After the Storm, a New Direction
The U.S. Navy learned from Desert Storm by improving its ability to contribute to multinational and joint-service operations against enemies afloat and ashore. U.S. Naval Forces CENTCOM (NAVCENT) also gained significant operational experience after the war working on the international effort to restore Kuwait’s infrastructure, clear the gulf of mines, maintain the maritime patrol against Iraq, and deter Saddam’s newly aggressive activities.
The Navy’s maintenance of “no-fly” zones over Iraq, launch of Tomahawk strikes against military targets in and around Baghdad during 1993, and fleet movements in 1994 moderated the dictator’s behavior, if only temporarily. The Navy worked in the postwar period to assure the friendly nations in the gulf region of U.S. constancy through multinational exercises and training missions.
The naval service took steps to improve its capability in the region and its contribution to CENTCOM. In 1992 and 1993, the Navy agreed to the establishment of Commander NAVCENT as a permanent billet headed by a three-star admiral and the maintenance ashore in Bahrain of his headquarters. Vice Admiral John Scott Redd, who led NAVCENT during 1994, later stated the obvious when he remarked that “if it looks like a fleet, acts like a fleet, and operates like a fleet, it’s a fleet!”7 Finally, on 1 July 1995, the Navy agreed and stood up the U.S. Fifth Fleet as CENTCOM’s dedicated naval combat force.
The Navy also worked to incorporate the lessons of Desert Storm in joint-service operations.

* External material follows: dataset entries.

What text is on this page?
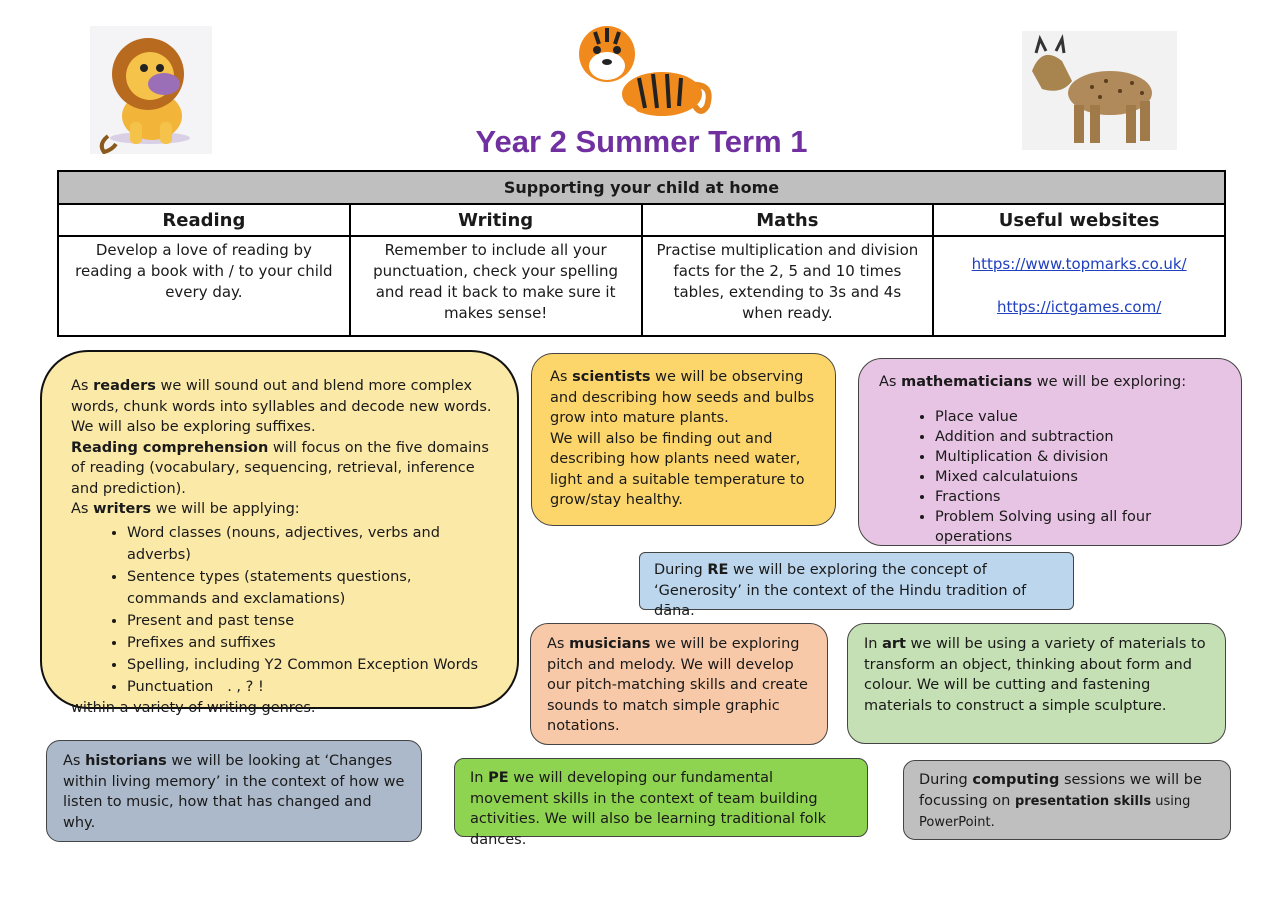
Year 2 Summer Term 1
Supporting your child at home			
Reading	Writing	Maths	Useful websites
Develop a love of reading by reading a book with / to your child every day.	Remember to include all your punctuation, check your spelling and read it back to make sure it makes sense!	Practise multiplication and division facts for the 2, 5 and 10 times tables, extending to 3s and 4s when ready.	https://www.topmarks.co.uk/
https://ictgames.com/
As readers we will sound out and blend more complex words, chunk words into syllables and decode new words. We will also be exploring suffixes.
Reading comprehension will focus on the five domains of reading (vocabulary, sequencing, retrieval, inference and prediction).
As writers we will be applying:
• Word classes (nouns, adjectives, verbs and adverbs)
• Sentence types (statements questions, commands and exclamations)
• Present and past tense
• Prefixes and suffixes
• Spelling, including Y2 Common Exception Words
• Punctuation   . , ? !
within a variety of writing genres.
As scientists we will be observing and describing how seeds and bulbs grow into mature plants.
We will also be finding out and describing how plants need water, light and a suitable temperature to grow/stay healthy.
As mathematicians we will be exploring:
• Place value
• Addition and subtraction
• Multiplication & division
• Mixed calculatuions
• Fractions
• Problem Solving using all four operations
During RE we will be exploring the concept of ‘Generosity’ in the context of the Hindu tradition of dāna.
As musicians we will be exploring pitch and melody. We will develop our pitch-matching skills and create sounds to match simple graphic notations.
In art we will be using a variety of materials to transform an object, thinking about form and colour. We will be cutting and fastening materials to construct a simple sculpture.
As historians we will be looking at ‘Changes within living memory’ in the context of how we listen to music, how that has changed and why.
In PE we will developing our fundamental movement skills in the context of team building activities. We will also be learning traditional folk dances.
During computing sessions we will be focussing on presentation skills using PowerPoint.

The fleet improved many of its communications and data-link systems, its adaptation to the air tasking order, the development of common missiles and other ordnance, and the equipping of its helicopters with better weapons and targeting devices, as well as significantly upgrading its mine-hunting ships and aircraft.

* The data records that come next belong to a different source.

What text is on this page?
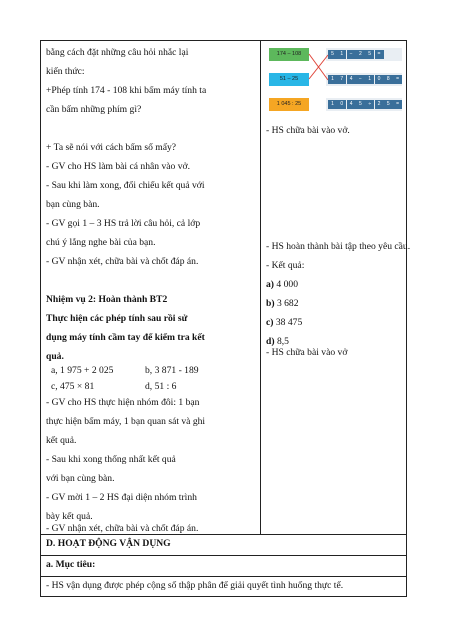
bằng cách đặt những câu hỏi nhắc lại
kiến thức:
+Phép tính 174 - 108 khi bấm máy tính ta
cần bấm những phím gì?
+ Ta sẽ nói với cách bấm số mấy?
- GV cho HS làm bài cá nhân vào vở.
- Sau khi làm xong, đổi chiếu kết quả với
bạn cùng bàn.
- GV gọi 1 – 3 HS trả lời câu hỏi, cả lớp
chú ý lắng nghe bài của bạn.
- GV nhận xét, chữa bài và chốt đáp án.
Nhiệm vụ 2: Hoàn thành BT2
Thực hiện các phép tính sau rồi sử
dụng máy tính cầm tay để kiểm tra kết
quả.
a, 1 975 + 2 025	b, 3 871 - 189
c, 475 × 81	d, 51 : 6
- GV cho HS thực hiện nhóm đôi: 1 bạn
thực hiện bấm máy, 1 bạn quan sát và ghi
kết quả.
- Sau khi xong thống nhất kết quả
với bạn cùng bàn.
- GV mời 1 – 2 HS đại diện nhóm trình
bày kết quả.
- GV nhận xét, chữa bài và chốt đáp án.
174 – 108
51 – 25
1 045 : 25
5	1	−	2	5	=
1	7	4	−	1	0	8	=
1	0	4	5	÷	2	5	=
- HS chữa bài vào vở.
- HS hoàn thành bài tập theo yêu cầu.
- Kết quả:
a) 4 000
b) 3 682
c) 38 475
d) 8,5
- HS chữa bài vào vở
D. HOẠT ĐỘNG VẬN DỤNG
a. Mục tiêu:
- HS vận dụng được phép cộng số thập phân để giải quyết tình huống thực tế.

At the strategic level, the Persian Gulf War inspired the Navy to strengthen its evolution from the global Cold War to a new era of regional conflict in which non-Soviet nations and navies likely would be the adversaries. The Navy’s 1992 white paper From the Sea announced this new strategic approach; it was refined two years later with Forward . . . From the Sea. Both guiding documents incorporated the experience of the Gulf War. They called for the employment of sea-based “power projection” forces to influence multinational and joint-service campaigns ashore. Hence, the Persian Gulf War truly marked a milestone in the modern history of the U.S. Navy.
1. John LaPlante interview with Marolda and Schneller, tape 3, side 2, in Edward J. Marolda and Robert J. Schneller Jr., Shield and Sword: The United States Navy and the Persian Gulf War (Annapolis, MD: Naval Institute Press, 2001), 31.
2. John F. Lehman Jr., Command of the Seas (New York: Charles Scribner’s Sons, 1988), 395.
3. IMEFB, 19 March 1991, as related in Shield and Sword, 273.
4. Stanley R. Arthur interview with Marolda in The Oral History of Adm. Stanley R. Arthur, USN (Ret.) (Annapolis, MD: U.S. Naval Institute, 2016), 515.
5. Letter, ADM Henry H. Mauz Jr., USN (Ret.) to Marolda, 12 June 1996, as related in Shield and Sword, 114.
6. Gen H. Norman Schwarzkopf Jr., USA (Ret.), It Doesn’t Take a Hero (New York: Bantam Books, 1992), 437.
7. Quoted in Jeffrey H. Thomas, “The Fifth Fleet Stands Again,” in Pull Together (publication of the Naval Historical Foundation), Spring/Summer 1997, 9.